Whilst the Supreme Court did not engage – as some had hoped it might – with the slightly Delphic observation of Lady Hale in N v ACCG that the general authority in s.5 will usually suffice to act in relation to the care and treatment of a person lacking capacity “unless the decision is so serious that the court itself has said it must be taken to court,” the same logic as set out by Lady Black in relation to life-sustaining treatment would, on its face, apply equally to other decisions that might fall to be made under the umbrella of s.5 (for instance, moving a person from their own home), with the added condition that, in many such cases, the person themselves may well be able to express wishes and feelings which should feature heavily in the mix in terms of identifying whether a court application is mandated.
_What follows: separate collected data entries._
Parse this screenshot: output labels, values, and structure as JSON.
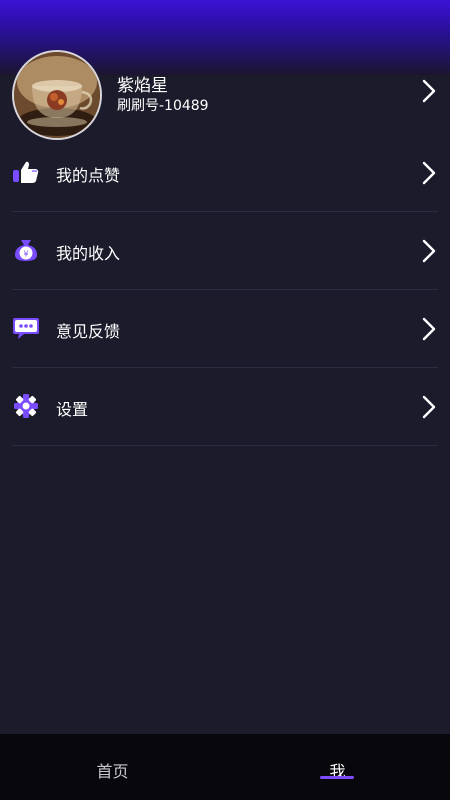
{
  "profile": {
    "name": "紫焰星",
    "id_text": "刷刷号-10489"
  },
  "menu": {
    "items": [
      {
        "label": "我的点赞",
        "icon": "thumbs-up-icon"
      },
      {
        "label": "我的收入",
        "icon": "money-bag-icon"
      },
      {
        "label": "意见反馈",
        "icon": "chat-bubble-icon"
      },
      {
        "label": "设置",
        "icon": "gear-icon"
      }
    ]
  },
  "tabs": {
    "home": "首页",
    "me": "我",
    "active": "me"
  },
  "colors": {
    "accent": "#7b4dff",
    "icon_purple": "#7a4cff",
    "top_gradient": "#3a11d6",
    "background": "#1b1b2b",
    "bottom_bar": "#08080c"
  }
}
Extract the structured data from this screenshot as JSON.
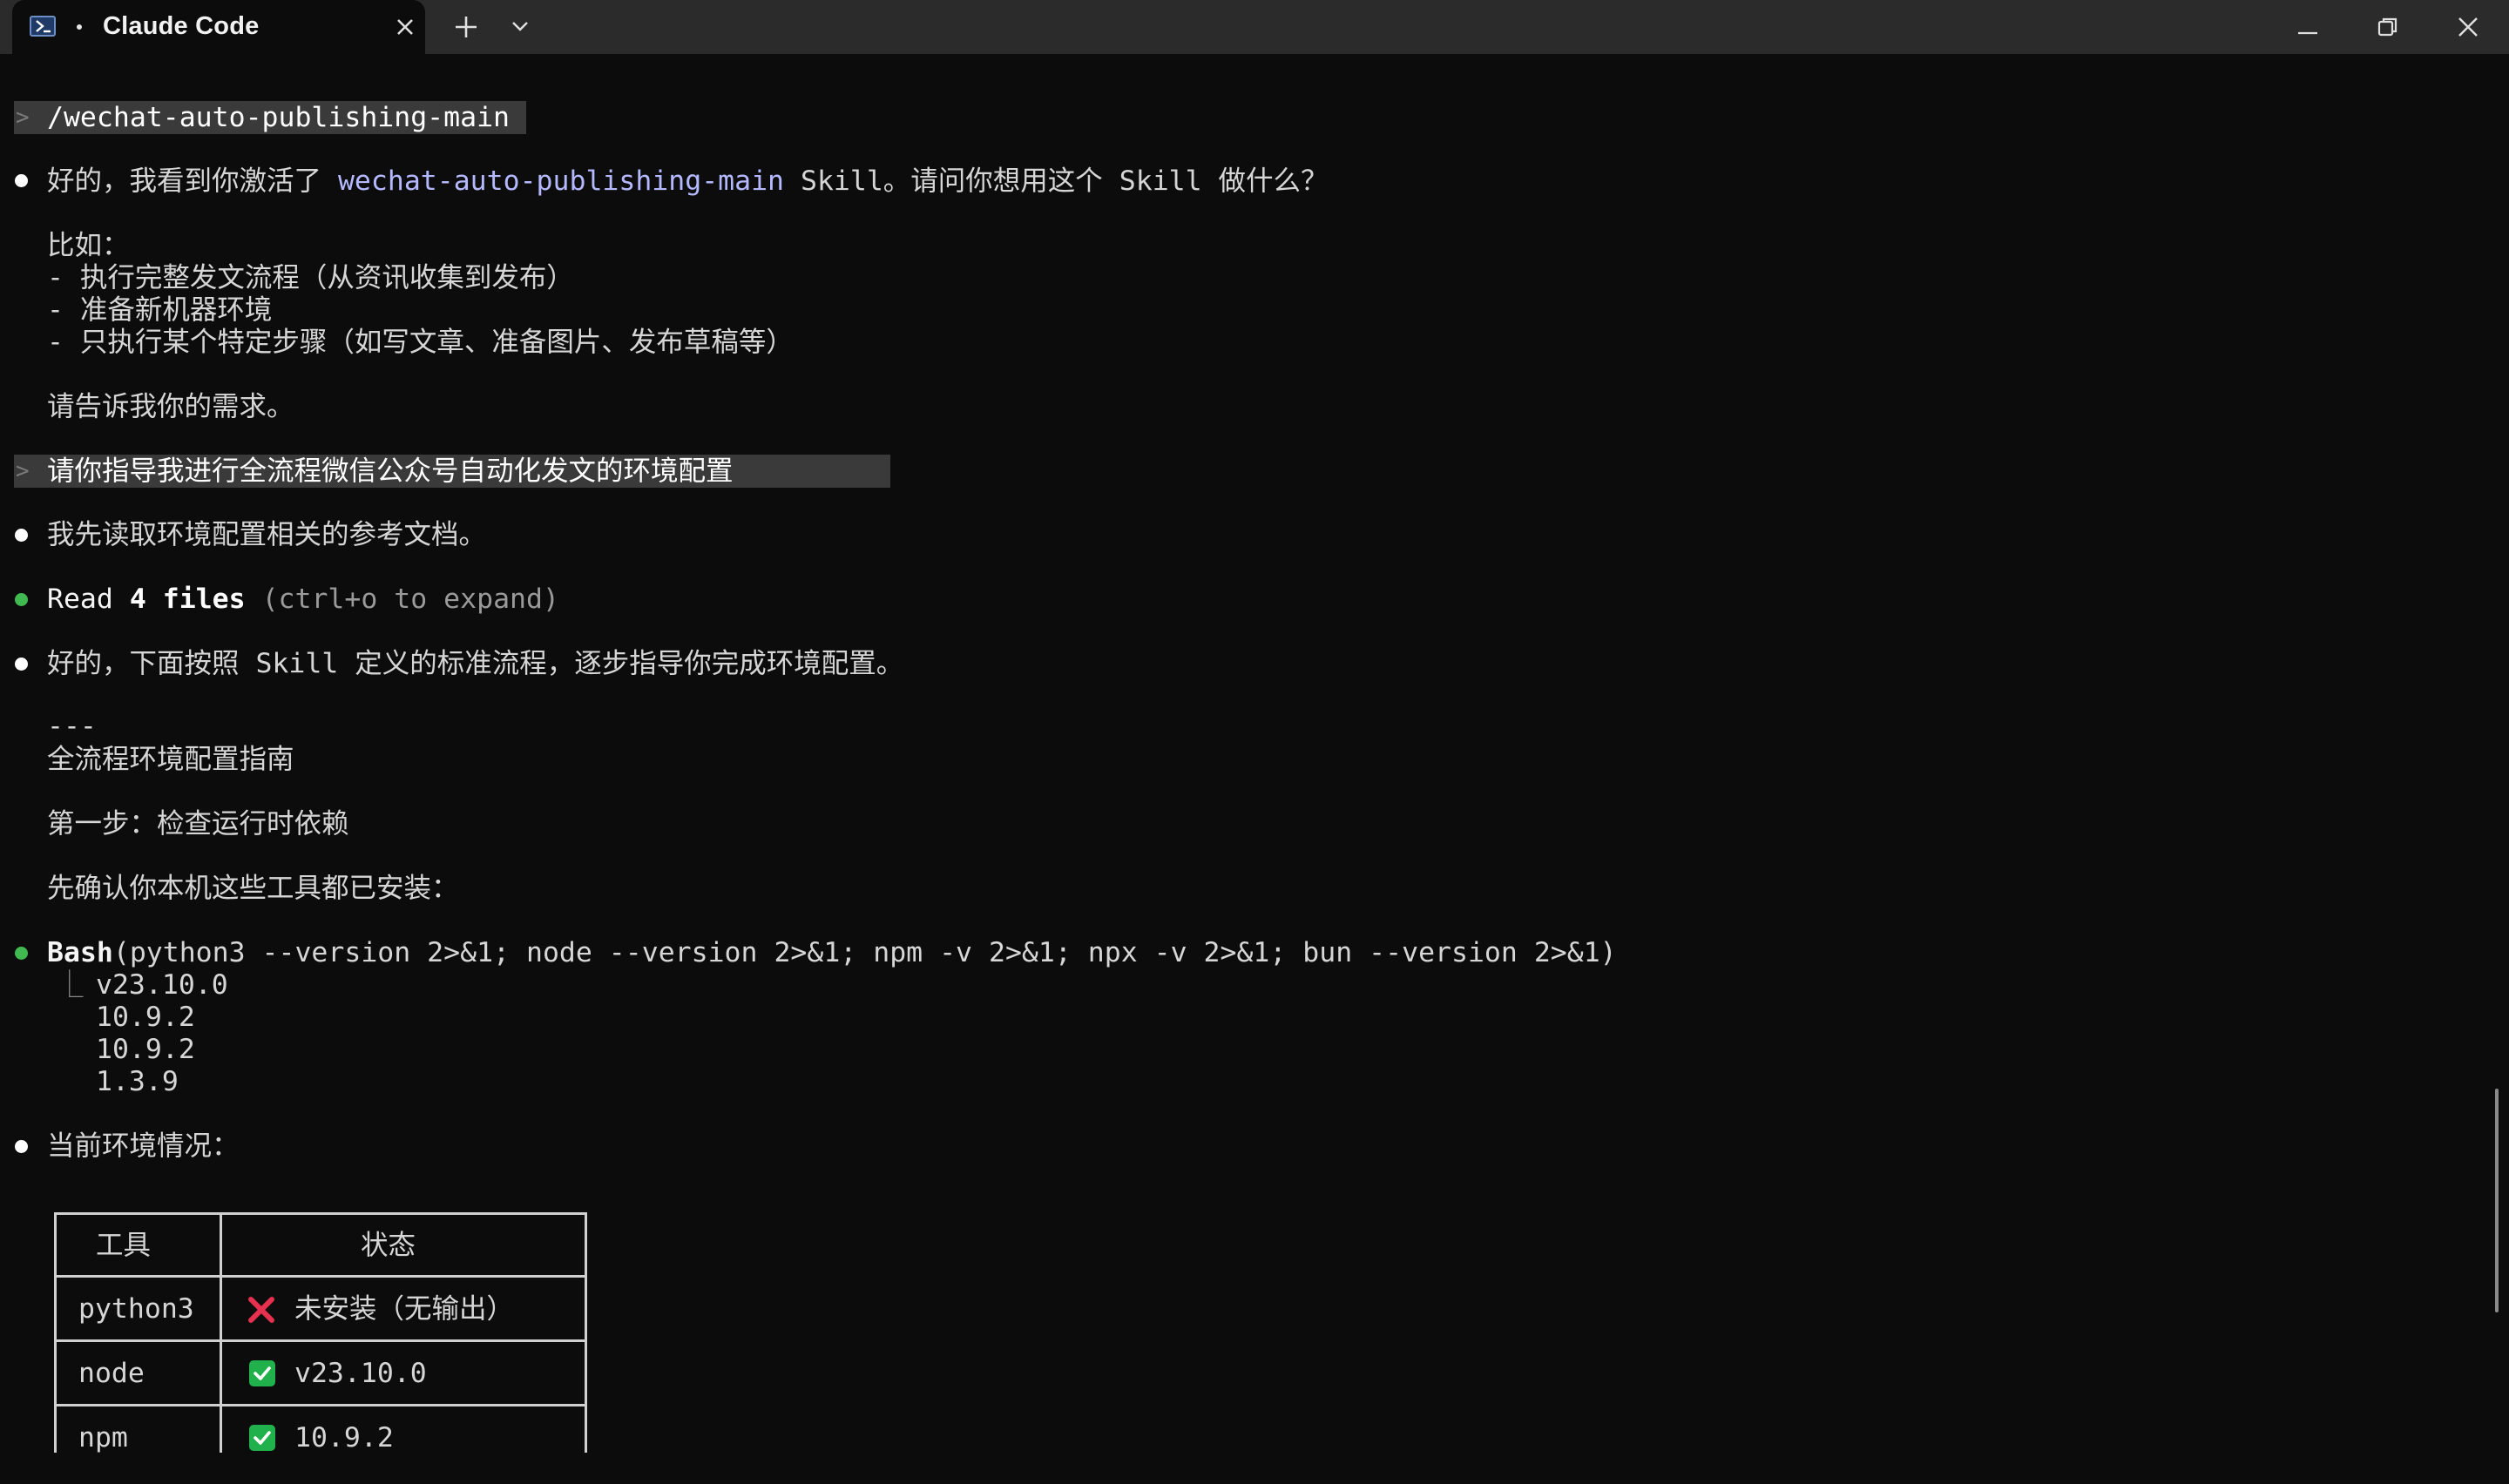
{
  "window": {
    "tab_title": "Claude Code",
    "tab_icon": "powershell-icon",
    "controls": [
      "minimize-icon",
      "restore-icon",
      "close-icon"
    ]
  },
  "conversation": {
    "prompt1": "/wechat-auto-publishing-main",
    "reply1_prefix": "好的，我看到你激活了 ",
    "reply1_skill": "wechat-auto-publishing-main",
    "reply1_suffix": " Skill。请问你想用这个 Skill 做什么？",
    "examples_heading": "比如：",
    "example1": "- 执行完整发文流程（从资讯收集到发布）",
    "example2": "- 准备新机器环境",
    "example3": "- 只执行某个特定步骤（如写文章、准备图片、发布草稿等）",
    "ask_need": "请告诉我你的需求。",
    "prompt2": "请你指导我进行全流程微信公众号自动化发文的环境配置",
    "reply2": "我先读取环境配置相关的参考文档。",
    "read_label": "Read",
    "read_count": "4",
    "read_unit": "files",
    "read_hint": "(ctrl+o to expand)",
    "reply3": "好的，下面按照 Skill 定义的标准流程，逐步指导你完成环境配置。",
    "separator": "---",
    "guide_title": "全流程环境配置指南",
    "step1": "第一步：检查运行时依赖",
    "confirm_tools": "先确认你本机这些工具都已安装：",
    "bash_tool": "Bash",
    "bash_command": "(python3 --version 2>&1; node --version 2>&1; npm -v 2>&1; npx -v 2>&1; bun --version 2>&1)",
    "bash_output": [
      "v23.10.0",
      "10.9.2",
      "10.9.2",
      "1.3.9"
    ],
    "env_status": "当前环境情况："
  },
  "env_table": {
    "headers": [
      "工具",
      "状态"
    ],
    "rows": [
      {
        "tool": "python3",
        "icon": "cross-mark-icon",
        "status": "未安装（无输出）"
      },
      {
        "tool": "node",
        "icon": "check-box-icon",
        "status": "v23.10.0"
      },
      {
        "tool": "npm",
        "icon": "check-box-icon",
        "status": "10.9.2"
      }
    ]
  },
  "colors": {
    "background": "#0c0c0c",
    "titlebar": "#2b2b2b",
    "skill_link": "#b4b8ff",
    "bullet_green": "#3fb950",
    "check_green": "#21b14c",
    "cross_red": "#e5304f"
  }
}
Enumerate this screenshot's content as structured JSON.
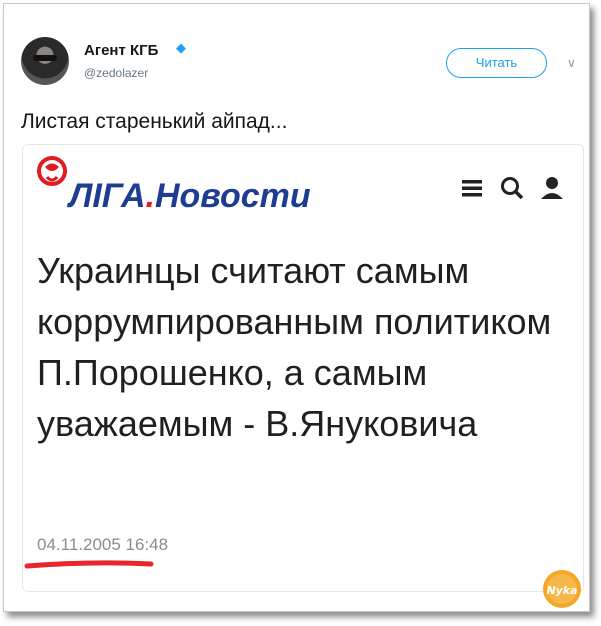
{
  "tweet": {
    "username": "Агент КГБ",
    "handle": "@zedolazer",
    "follow_label": "Читать",
    "text": "Листая старенький айпад..."
  },
  "article": {
    "logo_main": "ЛІГА",
    "logo_dot": ".",
    "logo_sub": "Новости",
    "headline": "Украинцы считают самым коррумпированным политиком П.Порошенко, а самым уважаемым - В.Януковича",
    "date": "04.11.2005 16:48"
  },
  "watermark": {
    "text": "Nyka"
  },
  "colors": {
    "twitter_blue": "#1da1f2",
    "liga_blue": "#1d3c92",
    "liga_red": "#e21b23",
    "underline_red": "#e8262b"
  }
}
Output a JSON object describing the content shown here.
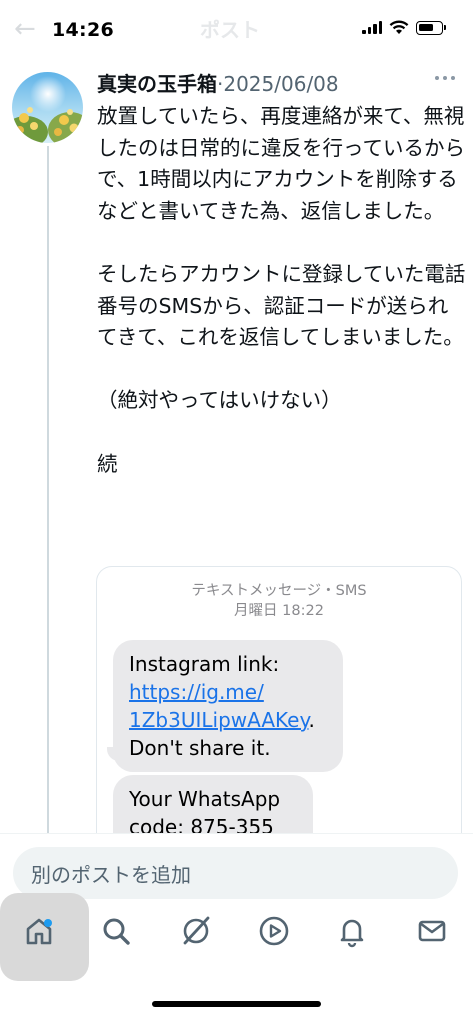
{
  "status_bar": {
    "time": "14:26"
  },
  "nav": {
    "back_icon": "←",
    "title": "ポスト"
  },
  "tweet": {
    "author_name": "真実の玉手箱",
    "separator": "·",
    "date": "2025/06/08",
    "paragraphs": [
      "放置していたら、再度連絡が来て、無視したのは日常的に違反を行っているからで、1時間以内にアカウントを削除するなどと書いてきた為、返信しました。",
      "そしたらアカウントに登録していた電話番号のSMSから、認証コードが送られてきて、これを返信してしまいました。",
      "（絶対やってはいけない）",
      "続"
    ]
  },
  "sms_image": {
    "header_line1": "テキストメッセージ・SMS",
    "header_line2": "月曜日 18:22",
    "bubble1": {
      "line1": "Instagram link:",
      "link_part1": "https://ig.me/",
      "link_part2": "1Zb3UILipwAAKey",
      "link_suffix": ".",
      "line3": "Don't share it."
    },
    "bubble2": {
      "line1": "Your WhatsApp",
      "line2": "code: 875-355"
    }
  },
  "composer": {
    "placeholder": "別のポストを追加"
  },
  "tab_bar": {
    "tabs": [
      {
        "name": "home",
        "icon": "home-icon"
      },
      {
        "name": "search",
        "icon": "search-icon"
      },
      {
        "name": "grok",
        "icon": "grok-icon"
      },
      {
        "name": "video",
        "icon": "play-icon"
      },
      {
        "name": "notifications",
        "icon": "bell-icon"
      },
      {
        "name": "messages",
        "icon": "mail-icon"
      }
    ]
  },
  "colors": {
    "text": "#0f1419",
    "secondary_text": "#536471",
    "link": "#1a73e8",
    "sms_bubble": "#e9e9eb",
    "thread_line": "#cfd9de",
    "notification_dot": "#1d9bf0"
  }
}
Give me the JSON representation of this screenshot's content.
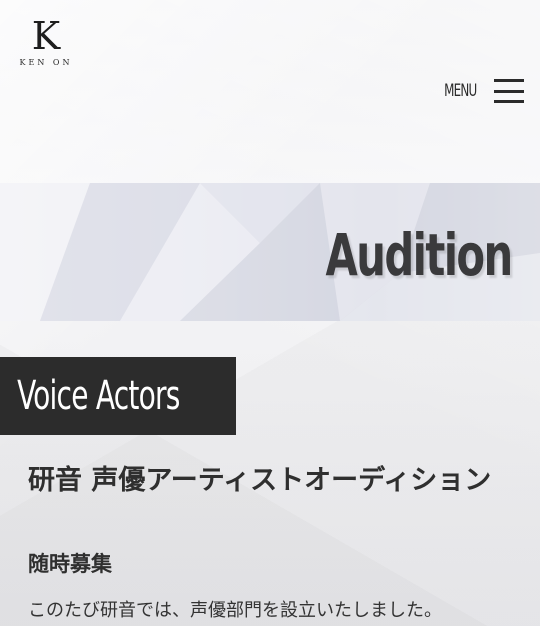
{
  "header": {
    "logo_mark": "K",
    "logo_text": "KEN ON",
    "menu_label": "MENU",
    "menu_icon": "hamburger-icon"
  },
  "banner": {
    "title": "Audition"
  },
  "section": {
    "label": "Voice Actors"
  },
  "article": {
    "title": "研音 声優アーティストオーディション",
    "subtitle": "随時募集",
    "body": "このたび研音では、声優部門を設立いたしました。"
  }
}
One might ask whether the House of Lords in Bland that their (understandable) desire for caution merited the delay that ensued – and the return to the Supreme Court – before, in essence, it could be confirmed that a sufficient body of experience had been built up, and codified in clinical guidance, and the court could hand decision-making back to clinicians to undertake in conjunction with families. Be that it as it may, this judgment now makes the position absolutely clear.
Whilst the judgment is undoubtedly welcome at many levels, the handing back of this responsibility does carry with it the real need to ensure that the MCA is understood and applied with care and with attention to its spirit, as well as its letter, in the clinical context. The BMA/GMC/RCP guidance outlined above will undoubtedly help in the specific context of CANH withdrawal. One might also think that the decision of the Supreme Court only makes it more important that careful consideration is given by Parliament during the passage of the Mental Capacity (Amendment) Bill as to whether s.5 needs to be given the additional ‘teeth’ in relation to decisions relating to serious medical treatment that had been proposed by the Law Commission but which the Government, at least at present, does not consider to be necessary.